Recent research has been interested in how vitamin D status influences aspects of mental health in the elderly over a long period of time. Few studies have looked at how vitamin D may affect the risk of depression longitudinally in this population.

Researchers conducted a new study to examine the relationship between vitamin D levels and the onset of late life depression.

A total of 1,675 participants from the Progetto Veneto Anziani (Pro.V.A) cohort were enrolled into the study. The Pro V.A. cohort consisted of Italian citizens over the age of 65 years and was designed to evaluate the risk factors for mortality and disability in the elderly.

At baseline, researchers measured vitamin D levels, depression, cognitive function, body mass index and physical performance.

Researchers used the Geriatric Depression Scale (GDS) to diagnose depression. The GDS is a set of 30 simple questions that result in a quantitative score, with higher scores indicating the presence of depression.

The analysis showed lower vitamin D levels were associated with an increased risk of depression among elderly women, but not among elderly men.

After a 4.4 year follow up, researchers measured depression, cognitive function, body mass index, and physical performance again, but not vitamin D status.

However, this time the researchers did not find any significant associations between vitamin D status and depression.

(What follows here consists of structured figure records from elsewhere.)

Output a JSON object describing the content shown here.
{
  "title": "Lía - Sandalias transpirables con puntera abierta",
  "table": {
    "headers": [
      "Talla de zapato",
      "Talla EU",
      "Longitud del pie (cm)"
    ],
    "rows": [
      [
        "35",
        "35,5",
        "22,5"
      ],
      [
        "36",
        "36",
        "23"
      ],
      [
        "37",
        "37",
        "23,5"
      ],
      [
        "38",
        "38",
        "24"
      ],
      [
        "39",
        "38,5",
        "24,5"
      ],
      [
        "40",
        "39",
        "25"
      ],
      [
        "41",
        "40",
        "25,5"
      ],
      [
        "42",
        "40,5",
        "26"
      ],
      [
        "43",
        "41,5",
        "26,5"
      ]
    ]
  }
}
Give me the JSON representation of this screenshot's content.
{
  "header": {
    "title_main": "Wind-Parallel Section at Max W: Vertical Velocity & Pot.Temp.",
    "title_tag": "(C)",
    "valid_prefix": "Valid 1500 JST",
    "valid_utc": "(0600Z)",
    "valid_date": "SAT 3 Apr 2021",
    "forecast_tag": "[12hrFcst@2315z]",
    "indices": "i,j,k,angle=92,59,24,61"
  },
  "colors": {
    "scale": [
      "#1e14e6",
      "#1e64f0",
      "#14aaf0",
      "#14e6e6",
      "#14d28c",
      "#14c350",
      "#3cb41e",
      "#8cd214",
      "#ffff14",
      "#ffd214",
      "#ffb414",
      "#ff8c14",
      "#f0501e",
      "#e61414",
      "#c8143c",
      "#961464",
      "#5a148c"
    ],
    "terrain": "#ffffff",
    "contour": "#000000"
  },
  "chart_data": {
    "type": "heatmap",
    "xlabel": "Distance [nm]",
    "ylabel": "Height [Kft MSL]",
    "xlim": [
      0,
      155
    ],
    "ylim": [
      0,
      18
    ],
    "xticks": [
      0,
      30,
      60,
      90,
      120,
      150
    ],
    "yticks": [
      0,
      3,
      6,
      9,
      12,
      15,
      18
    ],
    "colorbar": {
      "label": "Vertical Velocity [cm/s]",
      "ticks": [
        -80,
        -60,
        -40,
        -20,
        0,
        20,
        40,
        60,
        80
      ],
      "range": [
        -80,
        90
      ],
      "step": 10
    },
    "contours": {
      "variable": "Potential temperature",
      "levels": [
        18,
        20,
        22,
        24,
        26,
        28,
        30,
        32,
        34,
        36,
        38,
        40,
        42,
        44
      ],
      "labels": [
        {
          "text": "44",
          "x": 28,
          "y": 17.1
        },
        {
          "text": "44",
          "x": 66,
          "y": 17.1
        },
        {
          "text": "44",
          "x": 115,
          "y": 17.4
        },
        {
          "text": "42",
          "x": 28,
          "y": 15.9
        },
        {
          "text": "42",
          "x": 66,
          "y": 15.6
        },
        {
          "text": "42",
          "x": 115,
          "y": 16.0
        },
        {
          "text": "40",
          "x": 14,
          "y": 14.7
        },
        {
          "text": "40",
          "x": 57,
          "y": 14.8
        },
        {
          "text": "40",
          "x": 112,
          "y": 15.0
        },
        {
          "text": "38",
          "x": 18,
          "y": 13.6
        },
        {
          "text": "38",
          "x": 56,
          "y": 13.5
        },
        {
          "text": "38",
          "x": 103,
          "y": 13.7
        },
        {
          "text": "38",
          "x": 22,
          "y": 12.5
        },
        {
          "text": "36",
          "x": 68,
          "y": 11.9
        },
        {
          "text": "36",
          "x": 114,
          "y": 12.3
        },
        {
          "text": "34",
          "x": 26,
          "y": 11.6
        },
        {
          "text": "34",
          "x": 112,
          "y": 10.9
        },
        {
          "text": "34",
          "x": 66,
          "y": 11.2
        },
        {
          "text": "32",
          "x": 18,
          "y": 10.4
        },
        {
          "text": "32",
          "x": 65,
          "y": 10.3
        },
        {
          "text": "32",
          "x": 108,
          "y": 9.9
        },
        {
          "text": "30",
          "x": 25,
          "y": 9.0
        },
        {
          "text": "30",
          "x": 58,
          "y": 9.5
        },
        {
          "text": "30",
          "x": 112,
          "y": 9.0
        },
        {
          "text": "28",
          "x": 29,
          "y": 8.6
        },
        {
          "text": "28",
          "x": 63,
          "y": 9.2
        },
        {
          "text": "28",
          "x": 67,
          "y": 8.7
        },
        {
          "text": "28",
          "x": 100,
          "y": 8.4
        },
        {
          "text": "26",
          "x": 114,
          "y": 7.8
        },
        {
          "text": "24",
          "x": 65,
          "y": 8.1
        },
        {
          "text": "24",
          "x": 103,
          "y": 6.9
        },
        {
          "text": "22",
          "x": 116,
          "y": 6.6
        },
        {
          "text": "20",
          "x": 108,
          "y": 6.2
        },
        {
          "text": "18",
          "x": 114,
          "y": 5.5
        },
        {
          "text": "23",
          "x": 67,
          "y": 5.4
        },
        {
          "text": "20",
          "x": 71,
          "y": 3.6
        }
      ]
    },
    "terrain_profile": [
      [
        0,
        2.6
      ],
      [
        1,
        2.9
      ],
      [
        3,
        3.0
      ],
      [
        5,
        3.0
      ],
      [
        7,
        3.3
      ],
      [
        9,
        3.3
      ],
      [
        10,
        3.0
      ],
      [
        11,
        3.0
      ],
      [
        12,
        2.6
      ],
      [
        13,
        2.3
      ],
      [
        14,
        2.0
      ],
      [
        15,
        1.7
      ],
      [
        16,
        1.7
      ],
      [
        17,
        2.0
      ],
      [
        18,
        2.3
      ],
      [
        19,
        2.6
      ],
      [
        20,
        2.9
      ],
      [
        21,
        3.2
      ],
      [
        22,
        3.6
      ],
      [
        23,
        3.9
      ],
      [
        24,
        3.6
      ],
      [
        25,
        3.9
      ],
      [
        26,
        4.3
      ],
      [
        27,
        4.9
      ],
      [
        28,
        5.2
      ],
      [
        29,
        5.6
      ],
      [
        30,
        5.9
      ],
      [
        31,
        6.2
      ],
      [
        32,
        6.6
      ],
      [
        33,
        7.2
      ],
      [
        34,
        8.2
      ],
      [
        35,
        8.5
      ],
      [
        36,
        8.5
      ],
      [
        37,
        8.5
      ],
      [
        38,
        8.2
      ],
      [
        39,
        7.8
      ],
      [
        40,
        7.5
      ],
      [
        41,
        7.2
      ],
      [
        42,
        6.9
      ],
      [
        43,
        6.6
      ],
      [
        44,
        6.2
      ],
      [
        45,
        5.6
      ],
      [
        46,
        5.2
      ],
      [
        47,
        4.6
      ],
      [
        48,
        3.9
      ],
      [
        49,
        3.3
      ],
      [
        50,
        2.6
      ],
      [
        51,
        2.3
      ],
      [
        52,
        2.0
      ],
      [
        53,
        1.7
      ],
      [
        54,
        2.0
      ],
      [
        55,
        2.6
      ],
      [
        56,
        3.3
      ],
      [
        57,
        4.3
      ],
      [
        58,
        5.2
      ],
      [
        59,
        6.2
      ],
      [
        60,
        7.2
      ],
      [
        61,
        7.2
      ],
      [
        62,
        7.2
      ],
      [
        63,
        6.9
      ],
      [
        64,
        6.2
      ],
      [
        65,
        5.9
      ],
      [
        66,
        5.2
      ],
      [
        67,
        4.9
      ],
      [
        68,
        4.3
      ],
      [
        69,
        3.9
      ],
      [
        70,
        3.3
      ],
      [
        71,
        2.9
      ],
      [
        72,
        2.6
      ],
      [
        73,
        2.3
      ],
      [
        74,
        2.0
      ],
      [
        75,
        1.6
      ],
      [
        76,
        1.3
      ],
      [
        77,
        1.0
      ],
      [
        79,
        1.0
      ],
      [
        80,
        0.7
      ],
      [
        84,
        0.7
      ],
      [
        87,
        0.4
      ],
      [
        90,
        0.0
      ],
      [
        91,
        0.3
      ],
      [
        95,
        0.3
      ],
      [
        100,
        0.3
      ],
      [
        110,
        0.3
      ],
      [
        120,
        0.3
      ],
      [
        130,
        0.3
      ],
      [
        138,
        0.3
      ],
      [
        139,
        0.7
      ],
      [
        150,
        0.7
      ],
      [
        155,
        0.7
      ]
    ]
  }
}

The researchers found that physical performance was the strongest predictor of the late life onset depression.

“In our large study population, low [vitamin D] levels were only associated with GDS scores in women on cross-sectional analysis, but there was no evidence of any independent association between hypovitamonisis D and incident depression,” the researchers stated.

The researchers called for further research of vitamin D’s relationship with depression in a population with a higher prevalence of vitamin D deficiency.

Source

Toffanello, E. et al. Serum 25-Hydroxyvitamin D and the Onset of Late-Life Depressive Mood in Older Men and Women: The Pro.V.A. Study. The Journals of Gerontology. Series A, Biological Sciences and Medical Sciences, 2014.